Als so abwegig, wie der Vorsitzende die Anklagepunkte hinwegfegte, stellten sie sich auch nach einem halben Jahr Beweisaufnahme nicht allesamt dar. Man darf gespannt sein, ob die Ankläger in Revision gehen. Bei einem derart prominenten Fall ist eine solche Entscheidung nicht immer frei von politischen Erwägungen.
Na ja. Letztlich lief die Anklage auf eine Plausibilitätsvermutung hinaus,
nämlich auf das, was Wedeking im Kopf gehabt haben könnte, als Porsche anfing, VW Aktien zu kaufen bzw. sich Kaufrechte zu sichern.

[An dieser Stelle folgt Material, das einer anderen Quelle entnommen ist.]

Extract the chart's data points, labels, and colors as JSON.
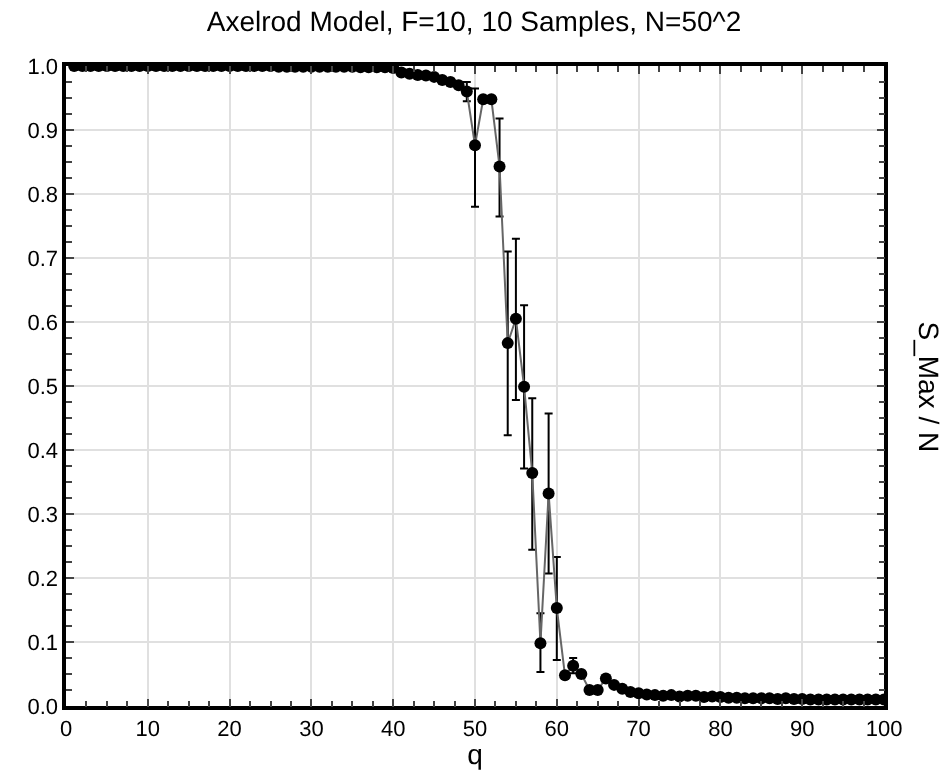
{
  "chart_data": {
    "type": "line",
    "title": "Axelrod Model, F=10, 10 Samples, N=50^2",
    "xlabel": "q",
    "ylabel": "S_Max / N",
    "x": [
      1,
      2,
      3,
      4,
      5,
      6,
      7,
      8,
      9,
      10,
      11,
      12,
      13,
      14,
      15,
      16,
      17,
      18,
      19,
      20,
      21,
      22,
      23,
      24,
      25,
      26,
      27,
      28,
      29,
      30,
      31,
      32,
      33,
      34,
      35,
      36,
      37,
      38,
      39,
      40,
      41,
      42,
      43,
      44,
      45,
      46,
      47,
      48,
      49,
      50,
      51,
      52,
      53,
      54,
      55,
      56,
      57,
      58,
      59,
      60,
      61,
      62,
      63,
      64,
      65,
      66,
      67,
      68,
      69,
      70,
      71,
      72,
      73,
      74,
      75,
      76,
      77,
      78,
      79,
      80,
      81,
      82,
      83,
      84,
      85,
      86,
      87,
      88,
      89,
      90,
      91,
      92,
      93,
      94,
      95,
      96,
      97,
      98,
      99,
      100
    ],
    "series": [
      {
        "color": "#000000",
        "values": [
          1.0,
          1.0,
          1.0,
          1.0,
          1.0,
          1.0,
          1.0,
          1.0,
          1.0,
          1.0,
          1.0,
          1.0,
          1.0,
          1.0,
          1.0,
          1.0,
          1.0,
          1.0,
          1.0,
          1.0,
          1.0,
          1.0,
          1.0,
          1.0,
          1.0,
          0.999,
          0.999,
          0.999,
          0.999,
          0.999,
          0.999,
          0.999,
          0.999,
          0.999,
          0.999,
          0.998,
          0.998,
          0.998,
          0.998,
          0.997,
          0.99,
          0.988,
          0.986,
          0.985,
          0.983,
          0.978,
          0.975,
          0.97,
          0.96,
          0.876,
          0.948,
          0.948,
          0.843,
          0.567,
          0.605,
          0.499,
          0.364,
          0.098,
          0.332,
          0.153,
          0.048,
          0.063,
          0.05,
          0.025,
          0.025,
          0.043,
          0.033,
          0.027,
          0.022,
          0.02,
          0.018,
          0.017,
          0.016,
          0.017,
          0.015,
          0.016,
          0.016,
          0.014,
          0.015,
          0.014,
          0.013,
          0.013,
          0.012,
          0.012,
          0.012,
          0.012,
          0.011,
          0.012,
          0.011,
          0.011,
          0.01,
          0.01,
          0.01,
          0.01,
          0.01,
          0.01,
          0.01,
          0.01,
          0.01,
          0.01
        ],
        "errors": [
          null,
          null,
          null,
          null,
          null,
          null,
          null,
          null,
          null,
          null,
          null,
          null,
          null,
          null,
          null,
          null,
          null,
          null,
          null,
          null,
          null,
          null,
          null,
          null,
          null,
          null,
          null,
          null,
          null,
          null,
          null,
          null,
          null,
          null,
          null,
          null,
          null,
          null,
          null,
          null,
          null,
          null,
          null,
          null,
          null,
          null,
          null,
          null,
          0.015,
          [
            0.78,
            0.965
          ],
          null,
          null,
          [
            0.765,
            0.918
          ],
          [
            0.423,
            0.71
          ],
          [
            0.478,
            0.73
          ],
          [
            0.371,
            0.626
          ],
          [
            0.244,
            0.481
          ],
          [
            0.053,
            0.145
          ],
          [
            0.207,
            0.457
          ],
          [
            0.072,
            0.233
          ],
          null,
          0.012,
          null,
          null,
          null,
          null,
          null,
          null,
          null,
          null,
          null,
          null,
          null,
          null,
          null,
          null,
          null,
          null,
          null,
          null,
          null,
          null,
          null,
          null,
          null,
          null,
          null,
          null,
          null,
          null,
          null,
          null,
          null,
          null,
          null,
          null,
          null,
          null,
          null,
          null
        ]
      }
    ],
    "xlim": [
      0,
      100
    ],
    "xticks": [
      0,
      10,
      20,
      30,
      40,
      50,
      60,
      70,
      80,
      90,
      100
    ],
    "ylim": [
      0,
      1.0
    ],
    "yticks": [
      {
        "value": 0,
        "label": "0.0"
      },
      0.1,
      0.2,
      0.3,
      0.4,
      0.5,
      0.6,
      0.7,
      0.8,
      0.9,
      {
        "value": 1,
        "label": "1.0"
      }
    ],
    "grid": true,
    "marker": "circle",
    "line_style": "solid"
  }
}
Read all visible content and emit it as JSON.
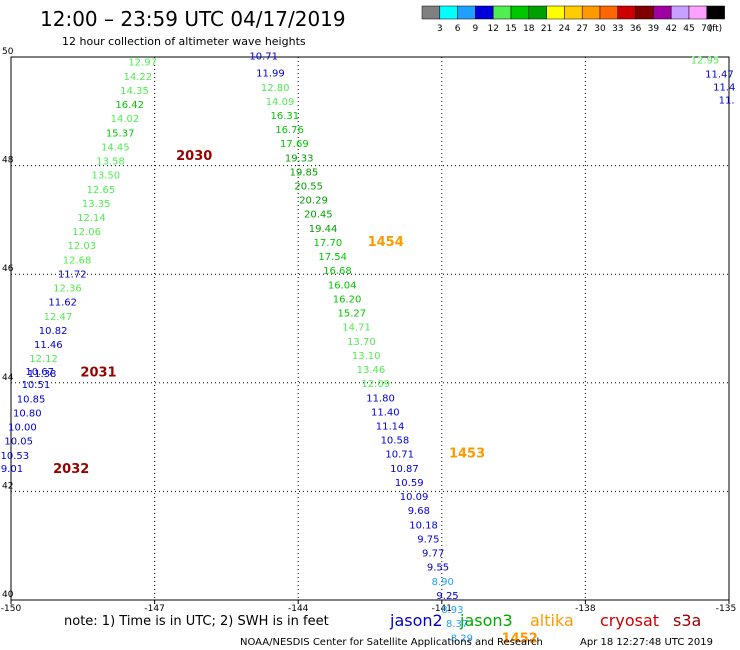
{
  "header": {
    "title": "12:00 – 23:59 UTC 04/17/2019",
    "subtitle": "12 hour collection of altimeter wave heights"
  },
  "colorbar": {
    "labels": [
      "3",
      "6",
      "9",
      "12",
      "15",
      "18",
      "21",
      "24",
      "27",
      "30",
      "33",
      "36",
      "39",
      "42",
      "45",
      "70"
    ],
    "unit": "(ft)",
    "colors": [
      "#808080",
      "#00ffff",
      "#1ea0ff",
      "#0000dc",
      "#50ee50",
      "#00c800",
      "#00a000",
      "#ffff00",
      "#ffcc00",
      "#ff9900",
      "#ff6600",
      "#cc0000",
      "#800000",
      "#a000a0",
      "#c8a0ff",
      "#ffa0ff",
      "#000000"
    ]
  },
  "footer": {
    "note": "note: 1) Time is in UTC; 2) SWH is in feet",
    "credit": "NOAA/NESDIS Center for Satellite Applications and Research",
    "timestamp": "Apr 18 12:27:48 UTC 2019",
    "missions": [
      {
        "name": "jason2",
        "color": "#0000cc"
      },
      {
        "name": "jason3",
        "color": "#00aa00"
      },
      {
        "name": "altika",
        "color": "#ff9900"
      },
      {
        "name": "cryosat",
        "color": "#cc0000"
      },
      {
        "name": "s3a",
        "color": "#990000"
      }
    ]
  },
  "chart_data": {
    "type": "scatter",
    "xlim": [
      -150,
      -135
    ],
    "ylim": [
      40,
      50
    ],
    "x_ticks": [
      "-150",
      "-147",
      "-144",
      "-141",
      "-138",
      "-135"
    ],
    "x_tick_values": [
      -150,
      -147,
      -144,
      -141,
      -138,
      -135
    ],
    "y_ticks": [
      "40",
      "42",
      "44",
      "46",
      "48",
      "50"
    ],
    "y_tick_values": [
      40,
      42,
      44,
      46,
      48,
      50
    ],
    "grid": true,
    "legend": "bottom",
    "series": [
      {
        "name": "jason2",
        "color": "#0000cc",
        "points": []
      },
      {
        "name": "jason3",
        "color": "#00aa00",
        "points": []
      },
      {
        "name": "altika",
        "color": "#ff9900",
        "points": []
      },
      {
        "name": "cryosat",
        "color": "#cc0000",
        "points": []
      },
      {
        "name": "s3a",
        "color": "#990000",
        "points": []
      }
    ],
    "points": [
      {
        "lon": -147.25,
        "lat": 49.84,
        "v": "12.97"
      },
      {
        "lon": -147.35,
        "lat": 49.58,
        "v": "14.22"
      },
      {
        "lon": -147.42,
        "lat": 49.32,
        "v": "14.35"
      },
      {
        "lon": -147.52,
        "lat": 49.06,
        "v": "16.42"
      },
      {
        "lon": -147.62,
        "lat": 48.8,
        "v": "14.02"
      },
      {
        "lon": -147.72,
        "lat": 48.54,
        "v": "15.37"
      },
      {
        "lon": -147.82,
        "lat": 48.28,
        "v": "14.45"
      },
      {
        "lon": -147.92,
        "lat": 48.02,
        "v": "13.58"
      },
      {
        "lon": -148.02,
        "lat": 47.76,
        "v": "13.50"
      },
      {
        "lon": -148.12,
        "lat": 47.5,
        "v": "12.65"
      },
      {
        "lon": -148.22,
        "lat": 47.24,
        "v": "13.35"
      },
      {
        "lon": -148.32,
        "lat": 46.98,
        "v": "12.14"
      },
      {
        "lon": -148.42,
        "lat": 46.72,
        "v": "12.06"
      },
      {
        "lon": -148.52,
        "lat": 46.46,
        "v": "12.03"
      },
      {
        "lon": -148.62,
        "lat": 46.2,
        "v": "12.68"
      },
      {
        "lon": -148.72,
        "lat": 45.94,
        "v": "11.72"
      },
      {
        "lon": -148.82,
        "lat": 45.68,
        "v": "12.36"
      },
      {
        "lon": -148.92,
        "lat": 45.42,
        "v": "11.62"
      },
      {
        "lon": -149.02,
        "lat": 45.16,
        "v": "12.47"
      },
      {
        "lon": -149.12,
        "lat": 44.9,
        "v": "10.82"
      },
      {
        "lon": -149.22,
        "lat": 44.64,
        "v": "11.46"
      },
      {
        "lon": -149.32,
        "lat": 44.38,
        "v": "12.12"
      },
      {
        "lon": -149.4,
        "lat": 44.14,
        "v": "10.67"
      },
      {
        "lon": -149.35,
        "lat": 44.11,
        "v": "11.38"
      },
      {
        "lon": -149.48,
        "lat": 43.9,
        "v": "10.51"
      },
      {
        "lon": -149.58,
        "lat": 43.64,
        "v": "10.85"
      },
      {
        "lon": -149.66,
        "lat": 43.38,
        "v": "10.80"
      },
      {
        "lon": -149.76,
        "lat": 43.12,
        "v": "10.00"
      },
      {
        "lon": -149.84,
        "lat": 42.86,
        "v": "10.05"
      },
      {
        "lon": -149.92,
        "lat": 42.6,
        "v": "10.53"
      },
      {
        "lon": -149.98,
        "lat": 42.36,
        "v": "9.01"
      },
      {
        "lon": -144.72,
        "lat": 49.95,
        "v": "10.71"
      },
      {
        "lon": -144.58,
        "lat": 49.64,
        "v": "11.99"
      },
      {
        "lon": -144.48,
        "lat": 49.37,
        "v": "12.80"
      },
      {
        "lon": -144.38,
        "lat": 49.12,
        "v": "14.09"
      },
      {
        "lon": -144.28,
        "lat": 48.86,
        "v": "16.31"
      },
      {
        "lon": -144.18,
        "lat": 48.6,
        "v": "16.76"
      },
      {
        "lon": -144.08,
        "lat": 48.34,
        "v": "17.69"
      },
      {
        "lon": -143.98,
        "lat": 48.08,
        "v": "19.33"
      },
      {
        "lon": -143.88,
        "lat": 47.82,
        "v": "19.85"
      },
      {
        "lon": -143.78,
        "lat": 47.56,
        "v": "20.55"
      },
      {
        "lon": -143.68,
        "lat": 47.3,
        "v": "20.29"
      },
      {
        "lon": -143.58,
        "lat": 47.04,
        "v": "20.45"
      },
      {
        "lon": -143.48,
        "lat": 46.78,
        "v": "19.44"
      },
      {
        "lon": -143.38,
        "lat": 46.52,
        "v": "17.70"
      },
      {
        "lon": -143.28,
        "lat": 46.26,
        "v": "17.54"
      },
      {
        "lon": -143.18,
        "lat": 46.0,
        "v": "16.68"
      },
      {
        "lon": -143.08,
        "lat": 45.74,
        "v": "16.04"
      },
      {
        "lon": -142.98,
        "lat": 45.48,
        "v": "16.20"
      },
      {
        "lon": -142.88,
        "lat": 45.22,
        "v": "15.27"
      },
      {
        "lon": -142.78,
        "lat": 44.96,
        "v": "14.71"
      },
      {
        "lon": -142.68,
        "lat": 44.7,
        "v": "13.70"
      },
      {
        "lon": -142.58,
        "lat": 44.44,
        "v": "13.10"
      },
      {
        "lon": -142.48,
        "lat": 44.18,
        "v": "13.46"
      },
      {
        "lon": -142.38,
        "lat": 43.92,
        "v": "12.09"
      },
      {
        "lon": -142.28,
        "lat": 43.66,
        "v": "11.80"
      },
      {
        "lon": -142.18,
        "lat": 43.4,
        "v": "11.40"
      },
      {
        "lon": -142.08,
        "lat": 43.14,
        "v": "11.14"
      },
      {
        "lon": -141.98,
        "lat": 42.88,
        "v": "10.58"
      },
      {
        "lon": -141.88,
        "lat": 42.62,
        "v": "10.71"
      },
      {
        "lon": -141.78,
        "lat": 42.36,
        "v": "10.87"
      },
      {
        "lon": -141.68,
        "lat": 42.1,
        "v": "10.59"
      },
      {
        "lon": -141.58,
        "lat": 41.84,
        "v": "10.09"
      },
      {
        "lon": -141.48,
        "lat": 41.58,
        "v": "9.68"
      },
      {
        "lon": -141.38,
        "lat": 41.32,
        "v": "10.18"
      },
      {
        "lon": -141.28,
        "lat": 41.06,
        "v": "9.75"
      },
      {
        "lon": -141.18,
        "lat": 40.8,
        "v": "9.77"
      },
      {
        "lon": -141.08,
        "lat": 40.54,
        "v": "9.55"
      },
      {
        "lon": -140.98,
        "lat": 40.28,
        "v": "8.90"
      },
      {
        "lon": -140.88,
        "lat": 40.02,
        "v": "9.25"
      },
      {
        "lon": -140.78,
        "lat": 39.76,
        "v": "8.93"
      },
      {
        "lon": -140.68,
        "lat": 39.5,
        "v": "8.37"
      },
      {
        "lon": -140.58,
        "lat": 39.24,
        "v": "8.29"
      },
      {
        "lon": -135.5,
        "lat": 49.88,
        "v": "12.95"
      },
      {
        "lon": -135.2,
        "lat": 49.62,
        "v": "11.47"
      },
      {
        "lon": -135.1,
        "lat": 49.38,
        "v": "11.4"
      },
      {
        "lon": -135.05,
        "lat": 49.14,
        "v": "11."
      }
    ],
    "time_labels": [
      {
        "lon": -146.55,
        "lat": 48.1,
        "text": "2030",
        "sat": "s3a"
      },
      {
        "lon": -148.55,
        "lat": 44.12,
        "text": "2031",
        "sat": "s3a"
      },
      {
        "lon": -149.12,
        "lat": 42.34,
        "text": "2032",
        "sat": "s3a"
      },
      {
        "lon": -142.55,
        "lat": 46.52,
        "text": "1454",
        "sat": "altika"
      },
      {
        "lon": -140.85,
        "lat": 42.62,
        "text": "1453",
        "sat": "altika"
      },
      {
        "lon": -139.75,
        "lat": 39.22,
        "text": "1452",
        "sat": "altika"
      }
    ]
  }
}
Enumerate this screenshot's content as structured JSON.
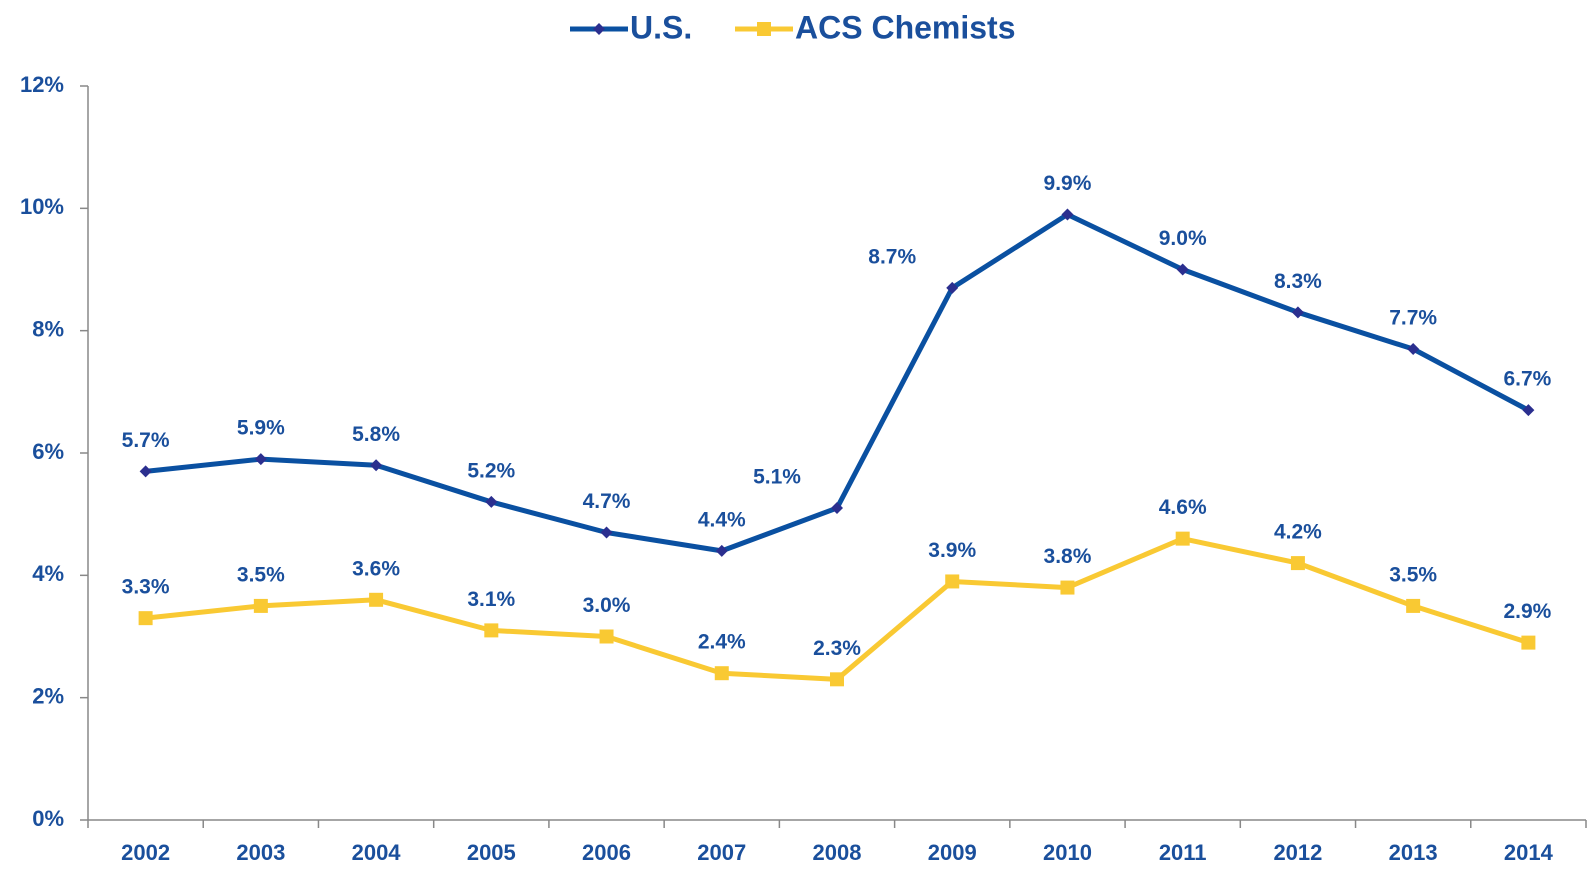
{
  "chart_data": {
    "type": "line",
    "categories": [
      "2002",
      "2003",
      "2004",
      "2005",
      "2006",
      "2007",
      "2008",
      "2009",
      "2010",
      "2011",
      "2012",
      "2013",
      "2014"
    ],
    "series": [
      {
        "name": "U.S.",
        "color": "#0a50a1",
        "marker": "diamond",
        "values": [
          5.7,
          5.9,
          5.8,
          5.2,
          4.7,
          4.4,
          5.1,
          8.7,
          9.9,
          9.0,
          8.3,
          7.7,
          6.7
        ],
        "value_labels": [
          "5.7%",
          "5.9%",
          "5.8%",
          "5.2%",
          "4.7%",
          "4.4%",
          "5.1%",
          "8.7%",
          "9.9%",
          "9.0%",
          "8.3%",
          "7.7%",
          "6.7%"
        ]
      },
      {
        "name": "ACS Chemists",
        "color": "#f9c933",
        "marker": "square",
        "values": [
          3.3,
          3.5,
          3.6,
          3.1,
          3.0,
          2.4,
          2.3,
          3.9,
          3.8,
          4.6,
          4.2,
          3.5,
          2.9
        ],
        "value_labels": [
          "3.3%",
          "3.5%",
          "3.6%",
          "3.1%",
          "3.0%",
          "2.4%",
          "2.3%",
          "3.9%",
          "3.8%",
          "4.6%",
          "4.2%",
          "3.5%",
          "2.9%"
        ]
      }
    ],
    "ylim": [
      0,
      12
    ],
    "yticks": [
      {
        "value": 0,
        "label": "0%"
      },
      {
        "value": 2,
        "label": "2%"
      },
      {
        "value": 4,
        "label": "4%"
      },
      {
        "value": 6,
        "label": "6%"
      },
      {
        "value": 8,
        "label": "8%"
      },
      {
        "value": 10,
        "label": "10%"
      },
      {
        "value": 12,
        "label": "12%"
      }
    ],
    "legend": "top"
  }
}
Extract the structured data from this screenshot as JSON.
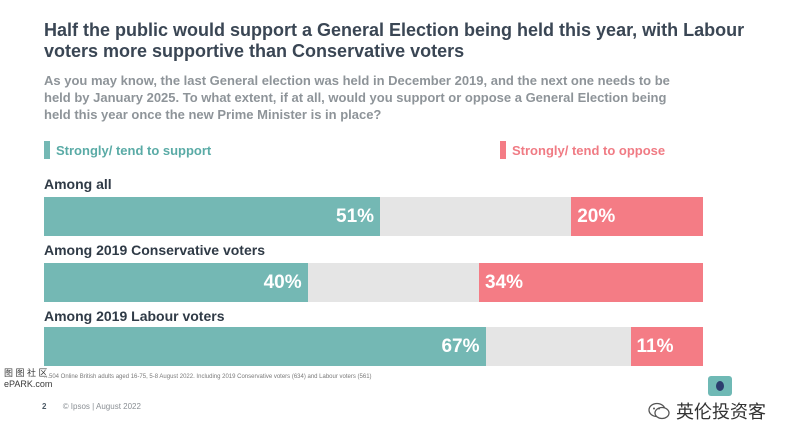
{
  "title": "Half the public would support a General Election being held this year, with Labour voters more supportive than Conservative voters",
  "subtitle": "As you may know, the last General election was held in December 2019, and the next one needs to be held by January 2025. To what extent, if at all, would you support or oppose a General Election being held this year once the new Prime Minister is in place?",
  "legend": {
    "support": "Strongly/ tend to support",
    "oppose": "Strongly/ tend to oppose"
  },
  "colors": {
    "support": "#74b8b4",
    "oppose": "#f47c85",
    "neutral": "#e5e5e5"
  },
  "chart_data": {
    "type": "bar",
    "orientation": "horizontal-stacked",
    "categories": [
      "Among all",
      "Among 2019 Conservative voters",
      "Among 2019 Labour voters"
    ],
    "series": [
      {
        "name": "Strongly/ tend to support",
        "values": [
          51,
          40,
          67
        ]
      },
      {
        "name": "Strongly/ tend to oppose",
        "values": [
          20,
          34,
          11
        ]
      }
    ],
    "data_labels": {
      "support": [
        "51%",
        "40%",
        "67%"
      ],
      "oppose": [
        "20%",
        "34%",
        "11%"
      ]
    },
    "xlim": [
      0,
      100
    ]
  },
  "footnote": "...504 Online British adults aged 16-75, 5-8 August 2022. Including 2019 Conservative voters (634) and Labour voters (561)",
  "footer": {
    "page": "2",
    "copyright": "© Ipsos | August 2022"
  },
  "watermark": {
    "left_line1": "图 图 社 区",
    "left_line2": "ePARK.com",
    "right": "英伦投资客"
  }
}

Ich hoffe, ich muss nicht ausbuchstabieren, was Verurteilung aufgrund plausibler Unterstellung bedeuten würde. Man liefere mir einen beliebigen Fall und ich liefere 10 unterschiedliche, plausibel klingende,
Schuldvermutungen.
Von daher war die Ohrfeige für die SAnklage schon gerechtfertigt – immerhin hat sie auf Jahre hinaus jede Menge Arbeit, Geld und Zeit verbraucht, ohne einen einzigen Beleg über ihre Vermutungen hinaus vorzulegen.
Und wenn das in den Justizorganen zum Standard wird, können wir auch gleich zur Selbstjustiz zurückkehren.